Wednesday, 13 October 2010

Peter Robinson Bad Boy

Bad Boy

It may not always be obvious, but the main justification for the amount of time and effort that goes into this website is to give Hughesy the chance to recall what he's drunk, read and listened to recently, and I had a forceful reminder of that about a third of the way into Bad Boy, the latest in the extensive (eighteen stories before this one) Inspector Banks series by Peter Robinson.

I've often suggested that one of the main advantages of writing a series that uses the same characters is the chance it gives the author to use the framework of ongoing interpersonal relationships as one of the bases you can build a plot around.

I'm the first to admit that Hughesy's memory isn't what it was, and is a fair bit short of what it could and definitely should be. It's not that long since I read All the Colours of Darkness (the preceding novel in the series) but less than twelve months later I don't have much more than a vague general notion of the plot line.

Under normal circumstances I'd be heading somewhere around here on the website to check the details, but for some reason (presumably the presumption that these things could wait until I embarked on the volume by volume recount that I've done for a couple of my other favourite authors) I'd failed to write it up.

Part of the issue that's going to confront the author who's penning the latest in a series is the amount of back story to filter into the narrative. How much space should you devote to explaining who's who, what's what and how things have ended up the way they are at this point in the series?

The devoted fan who's been aboard for a while, is, of course, going to look at such details with a yeah, well we know all that while someone encountering the characters for the first time may well be scratching their heads and wondering who are these people?

That short term memory issue and lack of a reminder came into play this time around because the events from All The Colours of Darkness and developments further back in the series are significant in the developing plot of Bad Boy.

Robinson's a class act, and I found enough back story scattered through Bad Boy to fill in the gaps without getting in the way of the story.

The abrupt termination of Banks' latest relationship and other events from All The Colours of Darkness, son Brian's success with his band (The Blue Lamps) and ongoing tensions between Banks' colleagues at Eastvale are all elements in this latest story, which starts with Banks overseas on stress leave when his former next-door neighbour arrives at Eastvale Police Station.

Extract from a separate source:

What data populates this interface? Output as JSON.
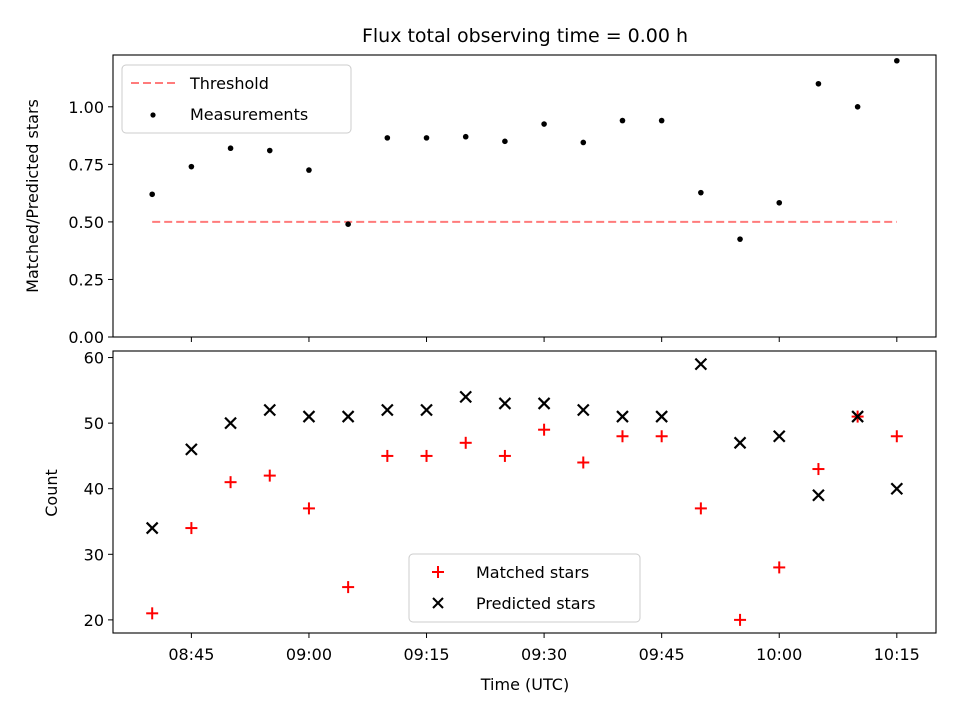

A distraught Juliet Doyle is there looking for her ex-neighbour after finding a loaded unregistered hand gun hidden in her daughter Erin's bedroom. She's expecting Alan will know what to do about it, and will be able to sort things out quietly and without much fuss. Unfortunately he's not there, there are procedures to be followed, and the train of events runs off the rails rapidly when an armed response team breaks into the house to retrieve the weapon and a man dies after being tasered by a confused police officer.

The fallout from the incident spreads rapidly, and police search Erin's until a couple of days ago residence, which she happens to share with Banks' daughter Tracy, who's now calling herself Francesca as she tries to deal with some of her own issues.

That part of the back story gets sketched in efficiently. Tracy and childhood best friend Erin drink and do drugs, her academic career hasn’t worked out the way it was supposed to, and she feels overshadowed in her father's affections by her successful musician brother. At a club in Leeds, heavily under the weather, Tracy kisses Erin’s boyfriend Jaff, which predictably triggers the row that has Erin taking herself back home and taking something of Jaff's with her.

The something is, of course, the weapon, and the police search the shared house in Leeds looking for further evidence about the circumstances surrounding a case where the daughter's not saying anything to explain things.

There's the possibility that one of them may have twigged to the presence of Banks' daughter in the house, but she's not there when the raid happens, she's calling herself another name and she's got a touch of the hots for the house-mate's boyfriend.

Returning home after work to discover that the place has been raided and the third occupant, who was home at the time, has flushed away the dope stash as soon as the cops were off the scene, I guess Tracy/Francesca was always going to head over and warn Jaff, triggering a manhunt that's complicated by her decision to use her father's isolated house as a temporary bolt hole.

From there, the non-Banks family back story unfolds fairly rapidly. Jaff McCready turns out to be a very nasty piece of work indeed, with connections to criminals who aren't inclined to take things lightly, particularly when Jaff's gone missing with cash and drugs belonging to them after failing to dispose of a gun with the boss' fingerprints on the magazine.

Annie Cabbot, having offered to water Banks' pot plants while he's away but preoccupied with work matters, turns up at the cottage, gets shot for her trouble and is fighting for her life when Banks arrives back at Heathrow to be whisked aside by Dirty Dick Burgess at Immigration and updated about recent events.

Thrust into the middle of complicated, separate but intertwined cases, Banks needs to negotiate his way through developing events, something that isn't going to be a cakewalk, given the presence of a Professional Standards investigation into the death of his former neighbour.

It works out in the end, of course. It always does.

But the way it works out leaves Robinson with interesting possibilities for whatever comes next, given the significant physical and psychological scarring that's bound to have affected those who've got too close to this particular Bad Boy and his associates.

Another well-crafted cracker in an excellent series.